With this story, I encourage everyone to think deeply about where their food came from. The production of this food could have had a positive impact on the environment, or a negative one. It is very important to make this comparison because we can make a big difference in our world just through what we choose to eat. I encourage all of you to eat wisely, and to view the world from mother nature’s perspective. And be the bear before the bear is the bear.

The Importance of Behavior Change

By Mahdi Adittya, Zero Waste

Working at the Environmental Center I am always amazed at the passion and hard work each member of the EC pours out for a cause they are really passionate about. Everyone working here also engages others in the world to make a change for the better.

I try to work for the same goal of encouraging others in my community to be active in bettering the environment. But a struggle I face is bringing out the behavior change in people to create a more sustainable future. Having gone the the AASHE conference this fall, I have heard many environmentalists share the same dilemma in many of their panels. Many sessions there touched on the topic of outreach and on how to bring in the necessary behavior change among people.

A particularly insightful session that I found useful have talked of the importance of behavior change and its implementation by sharing a few key points that are needed to create a successful behavior change. A major talking point was the recognition of the cognitive struggles people have, these are mental barriers that makes it difficult for people to change their behavior even if they want to. Even if someone is environmentally conscious and empathetic to it, they may not be able to change their behavior to take the necessary steps.

Things to look out for is automatic thinking or the cognitive biases people may have, such as taking the shortcut in most instances or a person’s present emotional state. Social thinking is a major thing to watch out for as well; the influence others may put on us could potentially stop us from doing what we value. And other psychological barriers could be our value of the present more than the future and our struggle making decisions that deals with uncertainty.

If an environmentalist wants to get through these mental struggles in people they need to do rigorous research because each person have different values or different ways of thinking. We need to research the issues for which we want to change among people, set a defined goal, identify and understand our target audience and lastly segment our audience in the different values they hold. There is a lot of work that goes in to implement a successful behavior change, we need to access the behavior we want to implement by mapping each person’s priorities, making a lengthy sequence on how to make others reach the desired behavior.

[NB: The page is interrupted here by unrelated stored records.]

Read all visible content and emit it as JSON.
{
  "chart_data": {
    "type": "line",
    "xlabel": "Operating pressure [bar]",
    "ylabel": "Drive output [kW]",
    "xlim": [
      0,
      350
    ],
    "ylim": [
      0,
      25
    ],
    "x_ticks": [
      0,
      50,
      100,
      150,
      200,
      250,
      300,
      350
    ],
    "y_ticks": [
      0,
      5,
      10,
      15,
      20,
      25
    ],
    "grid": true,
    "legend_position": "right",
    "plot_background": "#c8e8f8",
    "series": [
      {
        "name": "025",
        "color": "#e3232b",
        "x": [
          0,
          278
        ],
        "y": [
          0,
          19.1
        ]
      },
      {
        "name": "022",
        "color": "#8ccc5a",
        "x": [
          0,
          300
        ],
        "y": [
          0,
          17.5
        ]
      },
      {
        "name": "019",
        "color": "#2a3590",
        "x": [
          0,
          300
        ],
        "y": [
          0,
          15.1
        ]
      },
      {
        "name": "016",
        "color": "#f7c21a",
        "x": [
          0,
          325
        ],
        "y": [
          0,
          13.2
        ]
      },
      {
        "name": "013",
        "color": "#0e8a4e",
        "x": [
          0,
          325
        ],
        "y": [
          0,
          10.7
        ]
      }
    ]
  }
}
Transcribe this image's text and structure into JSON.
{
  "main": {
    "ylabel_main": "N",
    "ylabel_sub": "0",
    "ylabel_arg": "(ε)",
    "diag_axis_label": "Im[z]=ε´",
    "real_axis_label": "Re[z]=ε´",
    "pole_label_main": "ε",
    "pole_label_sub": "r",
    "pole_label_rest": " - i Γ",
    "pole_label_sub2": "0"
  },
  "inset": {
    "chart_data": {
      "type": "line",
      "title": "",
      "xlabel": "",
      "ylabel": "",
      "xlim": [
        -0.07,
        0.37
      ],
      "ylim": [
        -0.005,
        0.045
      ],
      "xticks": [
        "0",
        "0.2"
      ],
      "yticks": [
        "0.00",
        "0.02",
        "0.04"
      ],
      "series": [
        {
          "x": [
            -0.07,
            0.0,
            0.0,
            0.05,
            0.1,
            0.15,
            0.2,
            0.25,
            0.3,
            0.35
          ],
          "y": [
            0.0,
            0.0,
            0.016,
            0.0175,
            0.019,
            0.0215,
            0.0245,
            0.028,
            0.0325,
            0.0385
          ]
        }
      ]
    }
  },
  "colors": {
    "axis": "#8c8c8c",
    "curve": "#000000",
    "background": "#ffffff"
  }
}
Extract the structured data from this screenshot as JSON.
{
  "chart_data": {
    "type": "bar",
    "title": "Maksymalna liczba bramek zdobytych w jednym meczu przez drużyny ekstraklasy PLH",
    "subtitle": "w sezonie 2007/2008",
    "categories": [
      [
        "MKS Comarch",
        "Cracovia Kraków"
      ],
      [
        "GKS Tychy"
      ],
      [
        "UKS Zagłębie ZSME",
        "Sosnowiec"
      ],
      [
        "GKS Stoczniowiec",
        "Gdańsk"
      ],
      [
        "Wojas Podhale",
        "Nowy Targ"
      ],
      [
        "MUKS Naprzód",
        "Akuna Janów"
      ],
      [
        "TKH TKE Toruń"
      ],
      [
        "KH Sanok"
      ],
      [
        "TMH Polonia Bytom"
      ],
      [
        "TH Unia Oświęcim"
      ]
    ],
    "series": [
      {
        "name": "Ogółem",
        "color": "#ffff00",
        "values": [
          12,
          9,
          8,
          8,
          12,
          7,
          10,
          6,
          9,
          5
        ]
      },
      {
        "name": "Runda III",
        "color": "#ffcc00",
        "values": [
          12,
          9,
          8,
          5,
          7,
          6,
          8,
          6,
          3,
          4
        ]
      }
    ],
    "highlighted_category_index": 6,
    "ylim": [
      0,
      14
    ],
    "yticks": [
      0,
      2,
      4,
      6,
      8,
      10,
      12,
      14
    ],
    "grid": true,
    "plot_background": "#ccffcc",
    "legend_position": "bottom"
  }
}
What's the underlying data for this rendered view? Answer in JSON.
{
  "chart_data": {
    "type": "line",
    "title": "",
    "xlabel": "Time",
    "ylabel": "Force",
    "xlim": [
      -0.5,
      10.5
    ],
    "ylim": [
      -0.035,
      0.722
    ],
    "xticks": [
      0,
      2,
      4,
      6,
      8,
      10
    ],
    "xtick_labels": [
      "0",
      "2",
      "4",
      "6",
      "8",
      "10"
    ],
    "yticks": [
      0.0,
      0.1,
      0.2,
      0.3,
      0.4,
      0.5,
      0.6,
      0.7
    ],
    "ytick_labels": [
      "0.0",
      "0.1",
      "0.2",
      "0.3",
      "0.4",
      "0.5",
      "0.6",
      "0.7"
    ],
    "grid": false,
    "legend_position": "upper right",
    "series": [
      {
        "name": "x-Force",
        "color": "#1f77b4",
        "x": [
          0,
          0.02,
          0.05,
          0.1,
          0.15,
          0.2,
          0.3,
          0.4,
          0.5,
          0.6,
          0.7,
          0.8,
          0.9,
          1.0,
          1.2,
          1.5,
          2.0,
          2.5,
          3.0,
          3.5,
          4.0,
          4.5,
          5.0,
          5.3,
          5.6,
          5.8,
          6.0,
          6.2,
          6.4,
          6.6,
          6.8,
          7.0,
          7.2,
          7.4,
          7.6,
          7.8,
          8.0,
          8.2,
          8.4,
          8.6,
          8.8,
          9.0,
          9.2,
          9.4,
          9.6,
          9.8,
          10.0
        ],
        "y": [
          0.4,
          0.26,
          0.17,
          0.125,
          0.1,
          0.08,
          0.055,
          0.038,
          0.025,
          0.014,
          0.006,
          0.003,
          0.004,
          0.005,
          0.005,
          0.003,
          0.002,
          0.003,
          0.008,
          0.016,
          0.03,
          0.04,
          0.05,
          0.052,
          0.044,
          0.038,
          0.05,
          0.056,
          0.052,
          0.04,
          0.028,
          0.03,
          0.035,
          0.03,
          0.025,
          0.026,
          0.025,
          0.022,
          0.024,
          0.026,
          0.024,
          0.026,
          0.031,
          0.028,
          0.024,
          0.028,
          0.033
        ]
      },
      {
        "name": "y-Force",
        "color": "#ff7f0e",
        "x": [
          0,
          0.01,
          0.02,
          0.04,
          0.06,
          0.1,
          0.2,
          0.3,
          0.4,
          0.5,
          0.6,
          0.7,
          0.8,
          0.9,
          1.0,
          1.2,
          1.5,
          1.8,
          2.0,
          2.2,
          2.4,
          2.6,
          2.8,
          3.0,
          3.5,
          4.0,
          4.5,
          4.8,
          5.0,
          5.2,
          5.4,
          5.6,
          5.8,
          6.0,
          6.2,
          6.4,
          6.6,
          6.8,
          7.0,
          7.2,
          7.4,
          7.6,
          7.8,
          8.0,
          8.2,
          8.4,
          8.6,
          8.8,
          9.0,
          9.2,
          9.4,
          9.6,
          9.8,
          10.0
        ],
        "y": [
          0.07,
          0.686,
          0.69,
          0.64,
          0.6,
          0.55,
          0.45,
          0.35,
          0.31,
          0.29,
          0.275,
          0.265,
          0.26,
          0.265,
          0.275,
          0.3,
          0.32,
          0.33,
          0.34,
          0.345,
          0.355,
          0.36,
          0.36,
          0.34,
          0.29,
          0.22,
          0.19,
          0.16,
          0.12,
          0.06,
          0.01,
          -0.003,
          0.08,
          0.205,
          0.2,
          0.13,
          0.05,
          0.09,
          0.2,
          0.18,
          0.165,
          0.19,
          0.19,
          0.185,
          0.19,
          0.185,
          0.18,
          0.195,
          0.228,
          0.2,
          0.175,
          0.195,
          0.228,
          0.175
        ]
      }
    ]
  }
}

It is a long and difficult process that environmentalists may need to go through in order to encourage others to be active about their values and encourage them to take the necessary actions which would reduce our footprint. But all the efforts should be worth it.

Going to the AASHE conference has definitely made me aware of the importance behavior change in the environmental sector. I hope to be more successful in persuading people to make necessary change for better environmental outcomes and hope other environmentalists research more on the matter of behavior change and are able to implement it successfully to encourage more people to take the necessary steps for a better future.